El sol estaba ya bajo en el cielo por el poniente, y procuré en lo posible que sus rayos llegaran directamente a los ojos de mi grotesco rival, de modo que seguí moviéndome en círculo hacia la izquierda. También observé su manera de caminar mientras me seguía arrastrando los pies como un oso…, y vi que sir Nicholas tenía razón. Apoyaba de una manera especial la pierna izquierda, y cojeaba de forma casi imperceptible. El ogro me sonrió.

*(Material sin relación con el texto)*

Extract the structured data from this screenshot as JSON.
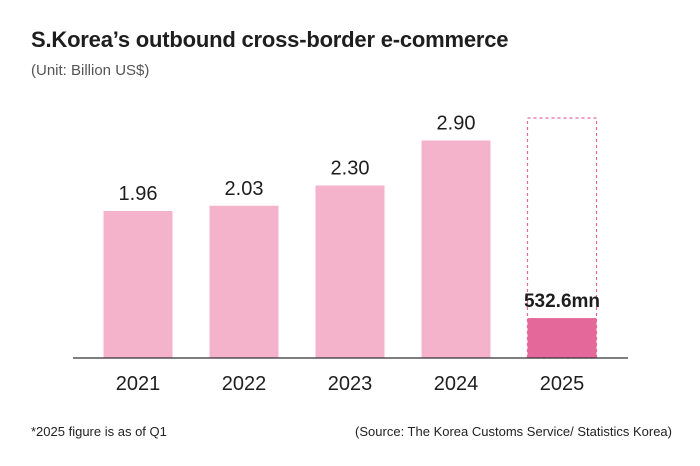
{
  "chart_data": {
    "type": "bar",
    "title": "S.Korea’s outbound cross-border e-commerce",
    "subtitle": "(Unit: Billion US$)",
    "categories": [
      "2021",
      "2022",
      "2023",
      "2024",
      "2025"
    ],
    "values": [
      1.96,
      2.03,
      2.3,
      2.9,
      0.5326
    ],
    "data_labels": [
      "1.96",
      "2.03",
      "2.30",
      "2.90",
      "532.6mn"
    ],
    "ylim": [
      0,
      3.2
    ],
    "xlabel": "",
    "ylabel": "",
    "grid": false,
    "highlight_index": 4,
    "colors": {
      "bar": "#f4b3cb",
      "highlight": "#e4699a",
      "dashed_outline": "#e4699a",
      "axis": "#333333"
    }
  },
  "footnote": "*2025 figure is as of Q1",
  "source": "(Source: The Korea Customs Service/ Statistics Korea)"
}
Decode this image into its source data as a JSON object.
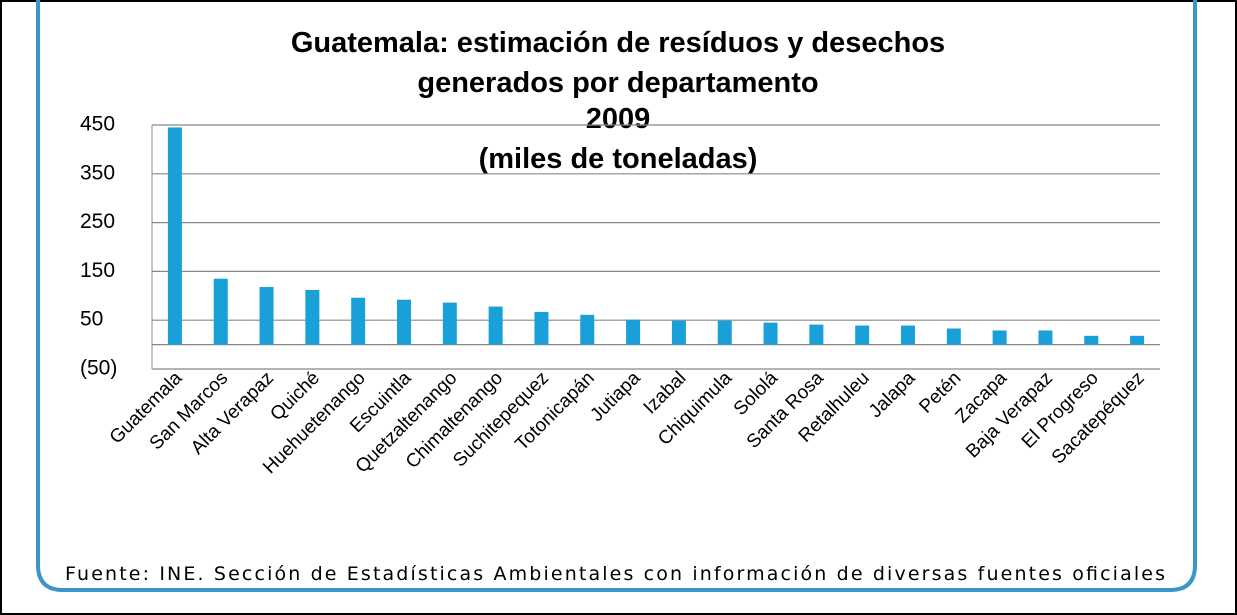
{
  "chart_data": {
    "type": "bar",
    "title": [
      "Guatemala: estimación de resíduos y desechos",
      "generados por departamento",
      "2009",
      "(miles de toneladas)"
    ],
    "source": "Fuente: INE. Sección de Estadísticas Ambientales con información de diversas fuentes oficiales",
    "categories": [
      "Guatemala",
      "San Marcos",
      "Alta Verapaz",
      "Quiché",
      "Huehuetenango",
      "Escuintla",
      "Quetzaltenango",
      "Chimaltenango",
      "Suchitepequez",
      "Totonicapán",
      "Jutiapa",
      "Izabal",
      "Chiquimula",
      "Sololá",
      "Santa Rosa",
      "Retalhuleu",
      "Jalapa",
      "Petén",
      "Zacapa",
      "Baja Verapaz",
      "El Progreso",
      "Sacatepéquez"
    ],
    "values": [
      445,
      135,
      118,
      112,
      96,
      92,
      86,
      78,
      67,
      61,
      51,
      49,
      49,
      45,
      41,
      39,
      39,
      33,
      29,
      29,
      18,
      18
    ],
    "color": "#1aa0d8",
    "ylim": [
      -50,
      450
    ],
    "yticks": [
      {
        "value": -50,
        "label": "(50)"
      },
      50,
      150,
      250,
      350,
      450
    ],
    "grid": true
  }
}
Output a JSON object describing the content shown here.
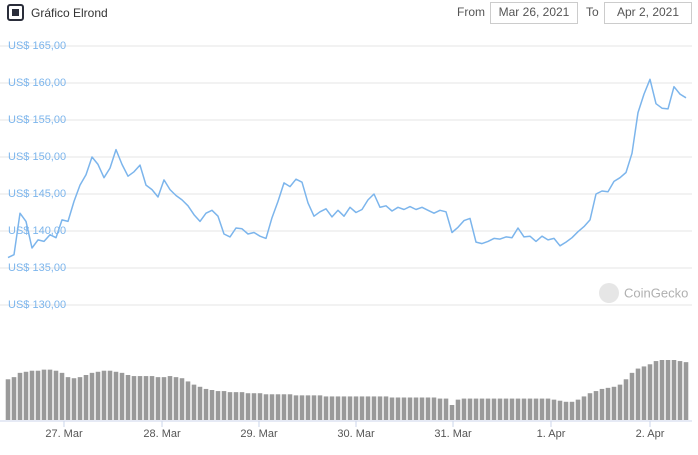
{
  "chart_data": {
    "type": "line",
    "title": "Gráfico Elrond",
    "from_label": "From",
    "from_date": "Mar 26, 2021",
    "to_label": "To",
    "to_date": "Apr 2, 2021",
    "watermark": "CoinGecko",
    "color": "#7cb5ec",
    "volume_color": "#9a9a9a",
    "grid": true,
    "ylim": [
      130,
      165
    ],
    "yticks": [
      {
        "value": 130,
        "label": "US$ 130,00"
      },
      {
        "value": 135,
        "label": "US$ 135,00"
      },
      {
        "value": 140,
        "label": "US$ 140,00"
      },
      {
        "value": 145,
        "label": "US$ 145,00"
      },
      {
        "value": 150,
        "label": "US$ 150,00"
      },
      {
        "value": 155,
        "label": "US$ 155,00"
      },
      {
        "value": 160,
        "label": "US$ 160,00"
      },
      {
        "value": 165,
        "label": "US$ 165,00"
      }
    ],
    "xlim": [
      0,
      113
    ],
    "xticks": [
      {
        "value": 9.33,
        "label": "27. Mar"
      },
      {
        "value": 25.67,
        "label": "28. Mar"
      },
      {
        "value": 41.83,
        "label": "29. Mar"
      },
      {
        "value": 58,
        "label": "30. Mar"
      },
      {
        "value": 74.17,
        "label": "31. Mar"
      },
      {
        "value": 90.5,
        "label": "1. Apr"
      },
      {
        "value": 107,
        "label": "2. Apr"
      }
    ],
    "values": [
      136.4,
      136.8,
      142.4,
      141.3,
      137.7,
      138.8,
      138.6,
      139.5,
      139.1,
      141.5,
      141.3,
      144.0,
      146.2,
      147.6,
      150.0,
      149.0,
      147.2,
      148.5,
      151.0,
      149.0,
      147.4,
      148.0,
      148.9,
      146.2,
      145.6,
      144.6,
      146.9,
      145.6,
      144.8,
      144.2,
      143.4,
      142.2,
      141.3,
      142.4,
      142.8,
      142.0,
      139.6,
      139.2,
      140.4,
      140.3,
      139.6,
      139.8,
      139.3,
      139.0,
      141.8,
      144.0,
      146.5,
      146.0,
      147.0,
      146.6,
      143.8,
      142.0,
      142.6,
      143.0,
      141.9,
      142.8,
      142.0,
      143.2,
      142.5,
      142.9,
      144.2,
      145.0,
      143.2,
      143.4,
      142.7,
      143.2,
      142.9,
      143.3,
      142.9,
      143.2,
      142.8,
      142.4,
      142.8,
      142.6,
      139.8,
      140.5,
      141.4,
      141.7,
      138.5,
      138.3,
      138.6,
      139.0,
      138.9,
      139.2,
      139.1,
      140.4,
      139.2,
      139.3,
      138.6,
      139.3,
      138.8,
      139.0,
      138.0,
      138.5,
      139.1,
      139.9,
      140.6,
      141.5,
      145.0,
      145.4,
      145.3,
      146.7,
      147.2,
      147.9,
      150.5,
      156.0,
      158.5,
      160.5,
      157.2,
      156.6,
      156.5,
      159.5,
      158.5,
      158.0
    ],
    "volume": [
      38,
      40,
      44,
      45,
      46,
      46,
      47,
      47,
      46,
      44,
      40,
      39,
      40,
      42,
      44,
      45,
      46,
      46,
      45,
      44,
      42,
      41,
      41,
      41,
      41,
      40,
      40,
      41,
      40,
      39,
      36,
      33,
      31,
      29,
      28,
      27,
      27,
      26,
      26,
      26,
      25,
      25,
      25,
      24,
      24,
      24,
      24,
      24,
      23,
      23,
      23,
      23,
      23,
      22,
      22,
      22,
      22,
      22,
      22,
      22,
      22,
      22,
      22,
      22,
      21,
      21,
      21,
      21,
      21,
      21,
      21,
      21,
      20,
      20,
      14,
      19,
      20,
      20,
      20,
      20,
      20,
      20,
      20,
      20,
      20,
      20,
      20,
      20,
      20,
      20,
      20,
      19,
      18,
      17,
      17,
      19,
      22,
      25,
      27,
      29,
      30,
      31,
      33,
      38,
      44,
      48,
      50,
      52,
      55,
      56,
      56,
      56,
      55,
      54
    ]
  }
}
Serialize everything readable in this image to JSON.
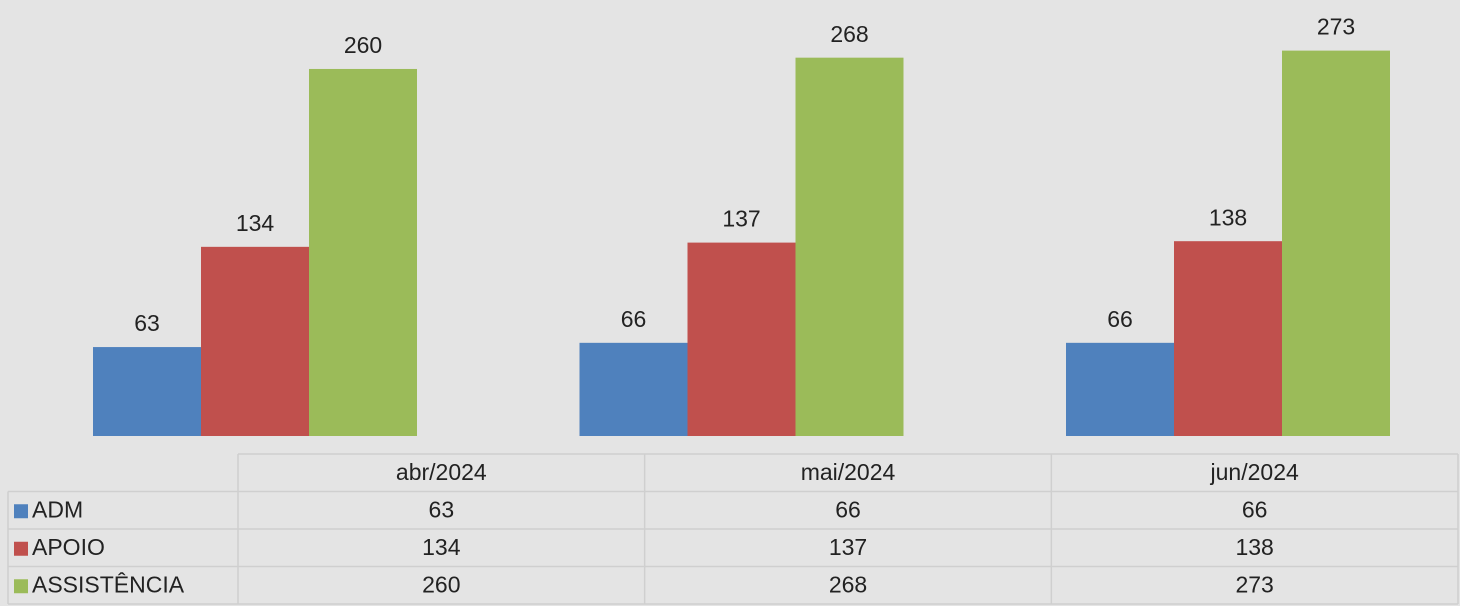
{
  "chart_data": {
    "type": "bar",
    "categories": [
      "abr/2024",
      "mai/2024",
      "jun/2024"
    ],
    "series": [
      {
        "name": "ADM",
        "color": "#4f81bd",
        "values": [
          63,
          66,
          66
        ]
      },
      {
        "name": "APOIO",
        "color": "#c0504d",
        "values": [
          134,
          137,
          138
        ]
      },
      {
        "name": "ASSISTÊNCIA",
        "color": "#9bbb59",
        "values": [
          260,
          268,
          273
        ]
      }
    ],
    "ylim": [
      0,
      300
    ]
  }
}
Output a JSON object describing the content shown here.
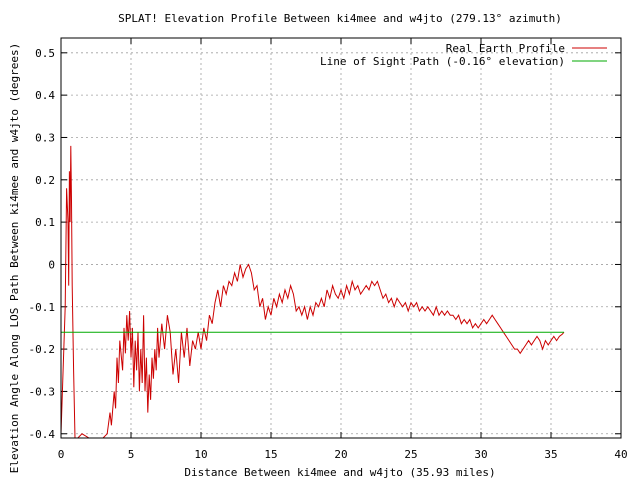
{
  "chart_data": {
    "type": "line",
    "title": "SPLAT! Elevation Profile Between ki4mee and w4jto (279.13° azimuth)",
    "xlabel": "Distance Between ki4mee and w4jto (35.93 miles)",
    "ylabel": "Elevation Angle Along LOS Path Between ki4mee and w4jto (degrees)",
    "xlim": [
      0,
      40
    ],
    "ylim": [
      -0.41,
      0.535
    ],
    "x_ticks": [
      0,
      5,
      10,
      15,
      20,
      25,
      30,
      35,
      40
    ],
    "x_tick_labels": [
      "0",
      "5",
      "10",
      "15",
      "20",
      "25",
      "30",
      "35",
      "40"
    ],
    "y_ticks": [
      -0.4,
      -0.3,
      -0.2,
      -0.1,
      0,
      0.1,
      0.2,
      0.3,
      0.4,
      0.5
    ],
    "y_tick_labels": [
      "-0.4",
      "-0.3",
      "-0.2",
      "-0.1",
      "0",
      "0.1",
      "0.2",
      "0.3",
      "0.4",
      "0.5"
    ],
    "grid": true,
    "legend_position": "top-right",
    "series": [
      {
        "name": "Real Earth Profile",
        "color": "#cc0000",
        "points": [
          [
            0.0,
            -0.4
          ],
          [
            0.3,
            -0.1
          ],
          [
            0.4,
            0.18
          ],
          [
            0.5,
            0.1
          ],
          [
            0.55,
            -0.05
          ],
          [
            0.6,
            0.22
          ],
          [
            0.65,
            0.1
          ],
          [
            0.7,
            0.28
          ],
          [
            0.75,
            0.15
          ],
          [
            0.8,
            -0.05
          ],
          [
            0.9,
            -0.25
          ],
          [
            1.0,
            -0.41
          ],
          [
            1.2,
            -0.41
          ],
          [
            1.5,
            -0.4
          ],
          [
            2.0,
            -0.41
          ],
          [
            2.5,
            -0.41
          ],
          [
            3.0,
            -0.41
          ],
          [
            3.3,
            -0.4
          ],
          [
            3.5,
            -0.35
          ],
          [
            3.6,
            -0.38
          ],
          [
            3.8,
            -0.3
          ],
          [
            3.9,
            -0.34
          ],
          [
            4.0,
            -0.22
          ],
          [
            4.1,
            -0.28
          ],
          [
            4.2,
            -0.18
          ],
          [
            4.4,
            -0.25
          ],
          [
            4.5,
            -0.15
          ],
          [
            4.6,
            -0.21
          ],
          [
            4.7,
            -0.12
          ],
          [
            4.8,
            -0.18
          ],
          [
            4.9,
            -0.11
          ],
          [
            5.0,
            -0.22
          ],
          [
            5.1,
            -0.15
          ],
          [
            5.2,
            -0.29
          ],
          [
            5.3,
            -0.18
          ],
          [
            5.4,
            -0.25
          ],
          [
            5.5,
            -0.16
          ],
          [
            5.6,
            -0.3
          ],
          [
            5.7,
            -0.2
          ],
          [
            5.8,
            -0.28
          ],
          [
            5.9,
            -0.12
          ],
          [
            6.0,
            -0.3
          ],
          [
            6.1,
            -0.22
          ],
          [
            6.2,
            -0.35
          ],
          [
            6.3,
            -0.26
          ],
          [
            6.4,
            -0.32
          ],
          [
            6.5,
            -0.22
          ],
          [
            6.6,
            -0.27
          ],
          [
            6.7,
            -0.2
          ],
          [
            6.8,
            -0.25
          ],
          [
            6.9,
            -0.15
          ],
          [
            7.0,
            -0.22
          ],
          [
            7.2,
            -0.14
          ],
          [
            7.4,
            -0.2
          ],
          [
            7.6,
            -0.12
          ],
          [
            7.8,
            -0.16
          ],
          [
            8.0,
            -0.26
          ],
          [
            8.2,
            -0.2
          ],
          [
            8.4,
            -0.28
          ],
          [
            8.6,
            -0.16
          ],
          [
            8.8,
            -0.22
          ],
          [
            9.0,
            -0.15
          ],
          [
            9.2,
            -0.24
          ],
          [
            9.4,
            -0.18
          ],
          [
            9.6,
            -0.2
          ],
          [
            9.8,
            -0.16
          ],
          [
            10.0,
            -0.2
          ],
          [
            10.2,
            -0.15
          ],
          [
            10.4,
            -0.18
          ],
          [
            10.6,
            -0.12
          ],
          [
            10.8,
            -0.14
          ],
          [
            11.0,
            -0.09
          ],
          [
            11.2,
            -0.06
          ],
          [
            11.4,
            -0.1
          ],
          [
            11.6,
            -0.05
          ],
          [
            11.8,
            -0.07
          ],
          [
            12.0,
            -0.04
          ],
          [
            12.2,
            -0.05
          ],
          [
            12.4,
            -0.02
          ],
          [
            12.6,
            -0.04
          ],
          [
            12.8,
            0.0
          ],
          [
            13.0,
            -0.03
          ],
          [
            13.2,
            -0.01
          ],
          [
            13.4,
            0.0
          ],
          [
            13.6,
            -0.02
          ],
          [
            13.8,
            -0.06
          ],
          [
            14.0,
            -0.05
          ],
          [
            14.2,
            -0.1
          ],
          [
            14.4,
            -0.08
          ],
          [
            14.6,
            -0.13
          ],
          [
            14.8,
            -0.1
          ],
          [
            15.0,
            -0.12
          ],
          [
            15.2,
            -0.08
          ],
          [
            15.4,
            -0.1
          ],
          [
            15.6,
            -0.07
          ],
          [
            15.8,
            -0.09
          ],
          [
            16.0,
            -0.06
          ],
          [
            16.2,
            -0.08
          ],
          [
            16.4,
            -0.05
          ],
          [
            16.6,
            -0.07
          ],
          [
            16.8,
            -0.11
          ],
          [
            17.0,
            -0.1
          ],
          [
            17.2,
            -0.12
          ],
          [
            17.4,
            -0.1
          ],
          [
            17.6,
            -0.13
          ],
          [
            17.8,
            -0.1
          ],
          [
            18.0,
            -0.12
          ],
          [
            18.2,
            -0.09
          ],
          [
            18.4,
            -0.1
          ],
          [
            18.6,
            -0.08
          ],
          [
            18.8,
            -0.1
          ],
          [
            19.0,
            -0.06
          ],
          [
            19.2,
            -0.08
          ],
          [
            19.4,
            -0.05
          ],
          [
            19.6,
            -0.07
          ],
          [
            19.8,
            -0.08
          ],
          [
            20.0,
            -0.06
          ],
          [
            20.2,
            -0.08
          ],
          [
            20.4,
            -0.05
          ],
          [
            20.6,
            -0.07
          ],
          [
            20.8,
            -0.04
          ],
          [
            21.0,
            -0.06
          ],
          [
            21.2,
            -0.05
          ],
          [
            21.4,
            -0.07
          ],
          [
            21.6,
            -0.06
          ],
          [
            21.8,
            -0.05
          ],
          [
            22.0,
            -0.06
          ],
          [
            22.2,
            -0.04
          ],
          [
            22.4,
            -0.05
          ],
          [
            22.6,
            -0.04
          ],
          [
            22.8,
            -0.06
          ],
          [
            23.0,
            -0.08
          ],
          [
            23.2,
            -0.07
          ],
          [
            23.4,
            -0.09
          ],
          [
            23.6,
            -0.08
          ],
          [
            23.8,
            -0.1
          ],
          [
            24.0,
            -0.08
          ],
          [
            24.2,
            -0.09
          ],
          [
            24.4,
            -0.1
          ],
          [
            24.6,
            -0.09
          ],
          [
            24.8,
            -0.11
          ],
          [
            25.0,
            -0.09
          ],
          [
            25.2,
            -0.1
          ],
          [
            25.4,
            -0.09
          ],
          [
            25.6,
            -0.11
          ],
          [
            25.8,
            -0.1
          ],
          [
            26.0,
            -0.11
          ],
          [
            26.2,
            -0.1
          ],
          [
            26.4,
            -0.11
          ],
          [
            26.6,
            -0.12
          ],
          [
            26.8,
            -0.1
          ],
          [
            27.0,
            -0.12
          ],
          [
            27.2,
            -0.11
          ],
          [
            27.4,
            -0.12
          ],
          [
            27.6,
            -0.11
          ],
          [
            27.8,
            -0.12
          ],
          [
            28.0,
            -0.12
          ],
          [
            28.2,
            -0.13
          ],
          [
            28.4,
            -0.12
          ],
          [
            28.6,
            -0.14
          ],
          [
            28.8,
            -0.13
          ],
          [
            29.0,
            -0.14
          ],
          [
            29.2,
            -0.13
          ],
          [
            29.4,
            -0.15
          ],
          [
            29.6,
            -0.14
          ],
          [
            29.8,
            -0.15
          ],
          [
            30.0,
            -0.14
          ],
          [
            30.2,
            -0.13
          ],
          [
            30.4,
            -0.14
          ],
          [
            30.6,
            -0.13
          ],
          [
            30.8,
            -0.12
          ],
          [
            31.0,
            -0.13
          ],
          [
            31.2,
            -0.14
          ],
          [
            31.4,
            -0.15
          ],
          [
            31.6,
            -0.16
          ],
          [
            31.8,
            -0.17
          ],
          [
            32.0,
            -0.18
          ],
          [
            32.2,
            -0.19
          ],
          [
            32.4,
            -0.2
          ],
          [
            32.6,
            -0.2
          ],
          [
            32.8,
            -0.21
          ],
          [
            33.0,
            -0.2
          ],
          [
            33.2,
            -0.19
          ],
          [
            33.4,
            -0.18
          ],
          [
            33.6,
            -0.19
          ],
          [
            33.8,
            -0.18
          ],
          [
            34.0,
            -0.17
          ],
          [
            34.2,
            -0.18
          ],
          [
            34.4,
            -0.2
          ],
          [
            34.6,
            -0.18
          ],
          [
            34.8,
            -0.19
          ],
          [
            35.0,
            -0.18
          ],
          [
            35.2,
            -0.17
          ],
          [
            35.4,
            -0.18
          ],
          [
            35.6,
            -0.17
          ],
          [
            35.8,
            -0.165
          ],
          [
            35.93,
            -0.16
          ]
        ]
      },
      {
        "name": "Line of Sight Path (-0.16° elevation)",
        "color": "#00aa00",
        "points": [
          [
            0,
            -0.16
          ],
          [
            35.93,
            -0.16
          ]
        ]
      }
    ]
  }
}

—Ven aquí, enano, y te prometo que seré muy rápido. Ven con Milo, pequeño.

Y de pronto, cuando yo ya estaba cerca del cordón por la parte sur, rodeando todavía hacia el oeste, echó a correr, se me echó encima e intentó agarrarme. Yo me agaché, puse la mano izquierda en el suelo y le asesté una patada con la bota derecha, que impactó de lado a la altura de su rodilla izquierda. Dio un aullido de rabia, y se lanzó hacia mí con los brazos extendidos para rodearme con ellos. Esquivé su enorme brazo derecho y bailoteé un par de pasos hasta colocarme a su espalda. Y sentí el primer atisbo de esperanza. Era lento, era muy lento…, y la patada en la rodilla le había dolido.

Retrocedí de espaldas hacia el extremo oeste de la liza. Oí los abucheos de la multitud por mi cobarde retirada, pero sabía que, si quería vivir lo bastante para tomarme mi venganza, tenía que mantenerme lejos de sus brazos trituradores. Milo gruñó algo ininteligible y cargó una vez más contra mí. Yo hice un quiebro a la izquierda y cuando él se desvió hacia ese lado para agarrarme, me agaché de nuevo hacia la derecha por debajo de sus brazos, aterricé un instante en la tierra apisonada de la liza y de inmediato me puse en pie de un salto, lancé mi pierna derecha y golpeé de nuevo con ella su rodilla izquierda. Aulló y cayó sobre su articulación dolorida, con su espalda peluda hacia mí.